Arzu: Benim hayalim, Kadınlar Atlası kitap okumaları yaparak iyileştirici çember buluşmaları düzenlemek. Eğer vakit ve motivasyon bulursam, bunu hayata geçirmek istiyorum çünkü paylaşımcı ve şefkatli çemberlerin içinde olmayı seviyorum. Kitabın zor sorularını cevaplayan kadınlara bir borcum olduğunu hissediyorum, bu yüzden de kitabın yaygınlaşmasını sağlamak istiyorum. Onların cesareti sayesinde kendimi daha iyi tanıyorum. Önümüzdeki dönemde keşfetmek istediğim konulardan biri, yaş almak kavramı; insanın uzayan yaşam döngüsüyle birlikte değişen rolleri, hormonlar ve dengeler.

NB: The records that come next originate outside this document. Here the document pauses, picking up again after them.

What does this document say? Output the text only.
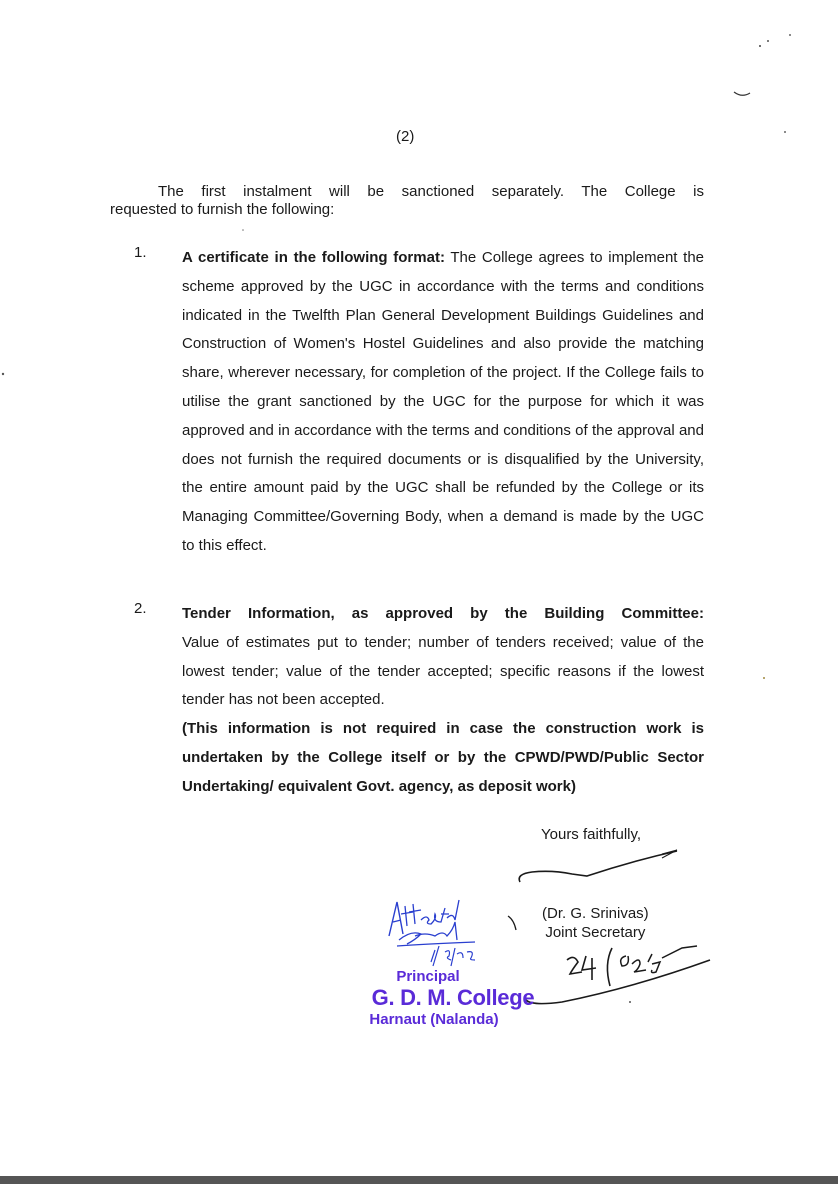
(2)
The first instalment will be sanctioned separately. The College is
requested to furnish the following:
1. A certificate in the following format: The College agrees to implement the scheme approved by the UGC in accordance with the terms and conditions indicated in the Twelfth Plan General Development Buildings Guidelines and Construction of Women's Hostel Guidelines and also provide the matching share, wherever necessary, for completion of the project. If the College fails to utilise the grant sanctioned by the UGC for the purpose for which it was approved and in accordance with the terms and conditions of the approval and does not furnish the required documents or is disqualified by the University, the entire amount paid by the UGC shall be refunded by the College or its Managing Committee/Governing Body, when a demand is made by the UGC to this effect.
2. Tender Information, as approved by the Building Committee:
Value of estimates put to tender; number of tenders received; value of the lowest tender; value of the tender accepted; specific reasons if the lowest tender has not been accepted.
(This information is not required in case the construction work is undertaken by the College itself or by the CPWD/PWD/Public Sector Undertaking/ equivalent Govt. agency, as deposit work)
Yours faithfully,
(Dr. G. Srinivas)
Joint Secretary
Principal
G. D. M. College
Harnaut (Nalanda)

Alaca Heyheyler’in bir sonraki buluşmasında bu konuyu ele alabiliriz diye de konuştuk, ama bu yine de kişisel deneyimlerimize ve o anki gündemimize bağlı olacak. Belki de yapay zekânın hızla hayatımıza dahil olmasıyla önümüzdeki dönemde bambaşka meseleler gündeme gelecek ve biz de ona odaklanmak isteyeceğiz. Tabii, kişisel hayatlarımız da nasıl dönüşecek, şimdiden bilemiyoruz. Bakalım, gelecek bize hangi ilham verici deneyimleri getirecek?